Our results indicate the combination of pressure-overload and dietary intervention results in a profile of cardio-metabolic HF in Ossabaw swine. This unique preclinical animal model provides the opportunity to enhance our understanding of how metabolic disease interacts with developing HF, as well as a translational opportunity to develop new mechanistic avenues of exploration relevant to pathological conditions when symptoms of both cardio-metabolic disease and HF are present.

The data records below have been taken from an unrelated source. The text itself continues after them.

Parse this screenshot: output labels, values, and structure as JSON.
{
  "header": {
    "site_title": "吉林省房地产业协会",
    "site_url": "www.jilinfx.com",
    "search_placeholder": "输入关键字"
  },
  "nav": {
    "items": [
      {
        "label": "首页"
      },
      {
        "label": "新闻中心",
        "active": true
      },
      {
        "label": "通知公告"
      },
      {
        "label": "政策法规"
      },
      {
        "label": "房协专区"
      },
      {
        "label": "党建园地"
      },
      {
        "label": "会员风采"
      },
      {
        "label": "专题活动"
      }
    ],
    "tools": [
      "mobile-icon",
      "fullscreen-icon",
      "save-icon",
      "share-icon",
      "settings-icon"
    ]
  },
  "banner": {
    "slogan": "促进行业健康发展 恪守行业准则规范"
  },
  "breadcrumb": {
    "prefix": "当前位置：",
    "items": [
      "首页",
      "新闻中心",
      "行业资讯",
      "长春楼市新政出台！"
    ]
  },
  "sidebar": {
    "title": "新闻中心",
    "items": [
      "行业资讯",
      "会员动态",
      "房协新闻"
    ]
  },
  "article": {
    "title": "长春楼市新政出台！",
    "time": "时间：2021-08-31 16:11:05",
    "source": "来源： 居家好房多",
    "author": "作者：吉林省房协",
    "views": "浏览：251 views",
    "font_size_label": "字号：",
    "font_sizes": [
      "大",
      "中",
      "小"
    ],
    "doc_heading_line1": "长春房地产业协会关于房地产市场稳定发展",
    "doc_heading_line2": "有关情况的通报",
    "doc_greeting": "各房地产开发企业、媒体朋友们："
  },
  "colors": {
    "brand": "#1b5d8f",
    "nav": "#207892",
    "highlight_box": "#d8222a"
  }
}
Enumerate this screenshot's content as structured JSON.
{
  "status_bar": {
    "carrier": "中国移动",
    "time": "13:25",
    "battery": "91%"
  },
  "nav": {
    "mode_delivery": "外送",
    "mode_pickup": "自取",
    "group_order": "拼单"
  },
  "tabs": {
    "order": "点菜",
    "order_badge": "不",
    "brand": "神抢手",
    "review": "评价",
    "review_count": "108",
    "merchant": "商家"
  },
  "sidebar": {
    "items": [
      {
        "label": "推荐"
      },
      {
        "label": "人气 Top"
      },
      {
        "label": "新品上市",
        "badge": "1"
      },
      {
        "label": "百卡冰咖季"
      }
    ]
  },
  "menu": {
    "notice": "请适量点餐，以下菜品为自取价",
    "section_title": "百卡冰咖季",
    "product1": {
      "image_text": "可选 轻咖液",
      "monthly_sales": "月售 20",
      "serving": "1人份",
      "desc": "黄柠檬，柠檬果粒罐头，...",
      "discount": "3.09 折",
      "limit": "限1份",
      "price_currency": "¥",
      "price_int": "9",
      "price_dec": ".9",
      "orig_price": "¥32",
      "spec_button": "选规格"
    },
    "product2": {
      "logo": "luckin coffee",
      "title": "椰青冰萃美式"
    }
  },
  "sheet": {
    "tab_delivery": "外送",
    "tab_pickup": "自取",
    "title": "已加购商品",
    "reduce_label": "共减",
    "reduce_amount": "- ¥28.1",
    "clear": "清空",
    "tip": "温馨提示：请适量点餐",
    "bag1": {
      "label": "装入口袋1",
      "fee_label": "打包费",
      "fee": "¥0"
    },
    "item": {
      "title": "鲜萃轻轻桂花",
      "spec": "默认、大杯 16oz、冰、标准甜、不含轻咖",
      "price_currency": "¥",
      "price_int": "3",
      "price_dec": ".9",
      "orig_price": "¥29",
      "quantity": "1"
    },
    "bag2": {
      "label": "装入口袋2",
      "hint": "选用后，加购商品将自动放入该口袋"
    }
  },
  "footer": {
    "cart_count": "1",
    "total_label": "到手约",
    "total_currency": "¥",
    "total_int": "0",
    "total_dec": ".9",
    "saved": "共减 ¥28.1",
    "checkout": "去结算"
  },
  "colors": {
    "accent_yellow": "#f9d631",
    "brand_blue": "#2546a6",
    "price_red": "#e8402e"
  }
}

COMPETENCY IN MEDICAL KNOWLEDGE: The development of new treatments for HF has suffered from a lack of animal models that encompass the increasingly heterogeneous disease profile of this patient population. This report provides evidence supporting the hypothesis that WD-AB Ossabaw swine displayed an integrated physiological, morphological, and genetic phenotype evocative of cardio metabolic HF.

TRANSLATIONAL OUTLOOK: This new preclinical animal model displayed a distinctive constellation of findings that are conceivably useful to extending the understanding of how pre-existing cardio-metabolic syndrome can contribute to developing HF.